Selon l’AG, l’intention délibérée d’obtenir des droits sans aucune intention de les utiliser, voire même en vue de bloquer des tiers, caractérise la mauvaise foi (point 94). Il relève de l’esprit des textes que l’objet du droit des marques est d’indiquer, pour les consommateurs, l’origine des produits et services marqués. Dès lors que la finalité du dépôt vise à détourner la marque de cette fonction, il ne peut s’agir que d’un acte de mauvaise foi. Tel est nécessairement le cas d’un dépôt de marque visant des produits et services que le déposant n’a aucunement l’intention d’exploiter aujourd’hui ni à l’avenir.
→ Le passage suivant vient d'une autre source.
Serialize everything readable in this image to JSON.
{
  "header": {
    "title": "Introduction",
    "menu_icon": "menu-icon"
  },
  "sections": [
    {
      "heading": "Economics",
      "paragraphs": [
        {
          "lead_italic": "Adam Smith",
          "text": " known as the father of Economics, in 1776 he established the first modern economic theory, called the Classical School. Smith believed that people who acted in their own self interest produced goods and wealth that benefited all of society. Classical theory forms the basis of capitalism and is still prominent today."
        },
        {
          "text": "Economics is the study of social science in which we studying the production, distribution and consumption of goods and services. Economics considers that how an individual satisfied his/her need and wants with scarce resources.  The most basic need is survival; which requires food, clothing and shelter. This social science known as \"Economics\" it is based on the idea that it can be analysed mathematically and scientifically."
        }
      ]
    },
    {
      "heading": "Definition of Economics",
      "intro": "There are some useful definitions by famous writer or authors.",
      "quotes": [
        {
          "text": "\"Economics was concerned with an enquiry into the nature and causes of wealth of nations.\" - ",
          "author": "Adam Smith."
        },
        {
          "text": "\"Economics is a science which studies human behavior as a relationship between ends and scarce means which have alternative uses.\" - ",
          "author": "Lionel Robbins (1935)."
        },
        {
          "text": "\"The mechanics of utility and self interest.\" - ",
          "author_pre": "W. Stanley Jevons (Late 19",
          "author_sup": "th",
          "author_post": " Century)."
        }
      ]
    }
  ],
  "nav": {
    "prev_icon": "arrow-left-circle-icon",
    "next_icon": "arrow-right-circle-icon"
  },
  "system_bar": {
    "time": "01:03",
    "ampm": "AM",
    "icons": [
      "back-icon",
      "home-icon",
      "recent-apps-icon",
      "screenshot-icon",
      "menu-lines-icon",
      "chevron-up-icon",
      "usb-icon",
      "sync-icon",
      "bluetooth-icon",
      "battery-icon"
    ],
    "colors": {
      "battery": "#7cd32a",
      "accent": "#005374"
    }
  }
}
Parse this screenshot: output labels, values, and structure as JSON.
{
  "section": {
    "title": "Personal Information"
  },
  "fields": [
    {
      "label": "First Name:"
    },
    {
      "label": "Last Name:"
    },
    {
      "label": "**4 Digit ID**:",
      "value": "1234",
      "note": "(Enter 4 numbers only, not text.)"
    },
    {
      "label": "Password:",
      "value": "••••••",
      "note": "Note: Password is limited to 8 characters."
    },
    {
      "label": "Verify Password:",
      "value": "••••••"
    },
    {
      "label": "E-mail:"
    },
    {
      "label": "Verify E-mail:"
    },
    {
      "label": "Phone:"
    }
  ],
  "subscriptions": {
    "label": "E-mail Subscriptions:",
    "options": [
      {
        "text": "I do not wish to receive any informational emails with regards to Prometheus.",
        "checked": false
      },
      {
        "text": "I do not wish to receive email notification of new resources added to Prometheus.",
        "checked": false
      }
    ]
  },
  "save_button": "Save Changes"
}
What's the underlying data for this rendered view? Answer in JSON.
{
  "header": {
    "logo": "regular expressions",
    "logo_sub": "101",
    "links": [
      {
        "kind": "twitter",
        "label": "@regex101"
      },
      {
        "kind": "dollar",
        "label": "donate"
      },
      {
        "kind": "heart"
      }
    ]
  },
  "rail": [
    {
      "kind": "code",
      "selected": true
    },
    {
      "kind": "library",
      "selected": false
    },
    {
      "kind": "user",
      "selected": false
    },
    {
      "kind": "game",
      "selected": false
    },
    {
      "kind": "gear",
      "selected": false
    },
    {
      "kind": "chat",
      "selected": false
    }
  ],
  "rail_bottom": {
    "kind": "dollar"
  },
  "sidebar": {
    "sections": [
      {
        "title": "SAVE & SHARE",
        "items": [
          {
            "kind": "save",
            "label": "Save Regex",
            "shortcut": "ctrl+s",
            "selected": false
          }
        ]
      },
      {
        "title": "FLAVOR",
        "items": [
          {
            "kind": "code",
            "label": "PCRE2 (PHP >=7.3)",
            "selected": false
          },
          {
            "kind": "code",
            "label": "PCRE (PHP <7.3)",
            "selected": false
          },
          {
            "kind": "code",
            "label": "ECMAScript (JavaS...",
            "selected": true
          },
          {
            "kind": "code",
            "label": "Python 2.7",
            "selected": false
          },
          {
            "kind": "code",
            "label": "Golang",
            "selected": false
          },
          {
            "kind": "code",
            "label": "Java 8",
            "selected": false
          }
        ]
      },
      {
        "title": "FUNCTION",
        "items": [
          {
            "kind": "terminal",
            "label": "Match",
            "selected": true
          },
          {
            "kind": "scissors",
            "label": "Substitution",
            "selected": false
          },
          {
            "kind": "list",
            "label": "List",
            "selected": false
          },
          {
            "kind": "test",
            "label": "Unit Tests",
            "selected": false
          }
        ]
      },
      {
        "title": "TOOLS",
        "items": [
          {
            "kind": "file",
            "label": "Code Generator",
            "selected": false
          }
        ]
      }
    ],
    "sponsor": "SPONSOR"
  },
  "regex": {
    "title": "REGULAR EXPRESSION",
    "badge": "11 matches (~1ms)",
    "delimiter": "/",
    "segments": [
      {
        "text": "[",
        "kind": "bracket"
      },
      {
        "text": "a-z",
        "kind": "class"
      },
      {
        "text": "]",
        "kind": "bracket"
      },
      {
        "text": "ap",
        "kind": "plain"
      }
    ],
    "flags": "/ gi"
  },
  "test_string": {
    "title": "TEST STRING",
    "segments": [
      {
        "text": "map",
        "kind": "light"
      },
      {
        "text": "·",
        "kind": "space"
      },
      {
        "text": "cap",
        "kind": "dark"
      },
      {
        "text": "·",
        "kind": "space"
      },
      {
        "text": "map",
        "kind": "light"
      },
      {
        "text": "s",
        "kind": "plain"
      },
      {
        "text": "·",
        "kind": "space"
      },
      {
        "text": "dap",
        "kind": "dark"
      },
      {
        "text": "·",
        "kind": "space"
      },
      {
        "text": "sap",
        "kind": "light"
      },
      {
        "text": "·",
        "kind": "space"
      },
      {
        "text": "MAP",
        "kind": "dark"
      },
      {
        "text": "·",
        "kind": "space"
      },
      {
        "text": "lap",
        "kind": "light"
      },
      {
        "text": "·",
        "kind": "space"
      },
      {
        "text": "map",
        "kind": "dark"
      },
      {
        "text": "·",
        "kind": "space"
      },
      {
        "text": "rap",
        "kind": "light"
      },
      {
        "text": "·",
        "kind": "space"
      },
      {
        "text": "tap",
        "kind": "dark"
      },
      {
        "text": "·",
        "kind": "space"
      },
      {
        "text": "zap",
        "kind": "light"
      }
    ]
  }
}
Pour l’AG, cette appréciation est d’autant plus justifiée qu’en Union Européenne l’enregistrement d’une marque n’est soumis à aucune déclaration d’usage. Cela présente l’avantage d’obtenir aisément un titre. En revanche, cette facilité d’enregistrement entraine la saturation des registres et limite l’entrée des tiers sur le marché (points 96 et s.).

Au soutien de son argumentation, l’AG ajoute que le dépôt frauduleux pour mauvaise foi serait le seul moyen d’obtenir l’annulation d’une marque non-exploitée, mais non encore soumise à obligation d’usage.  Afin de rendre cette action pleinement efficace, il est donc essentiel que cette notion de mauvaise foi soit largement appréciée et inclut, non seulement des comportements caractérisant une véritable intention de nuire (dépôt d’une marque dans le but de gêner un concurrent), que des comportements visant seulement à détourner le droit des marques de sa fonction première (dépôt d’une marque visant un libellé bien que plus large que ce pour quoi la marque sera réellement exploitée sans nécessaire volonté de bloquer des tiers).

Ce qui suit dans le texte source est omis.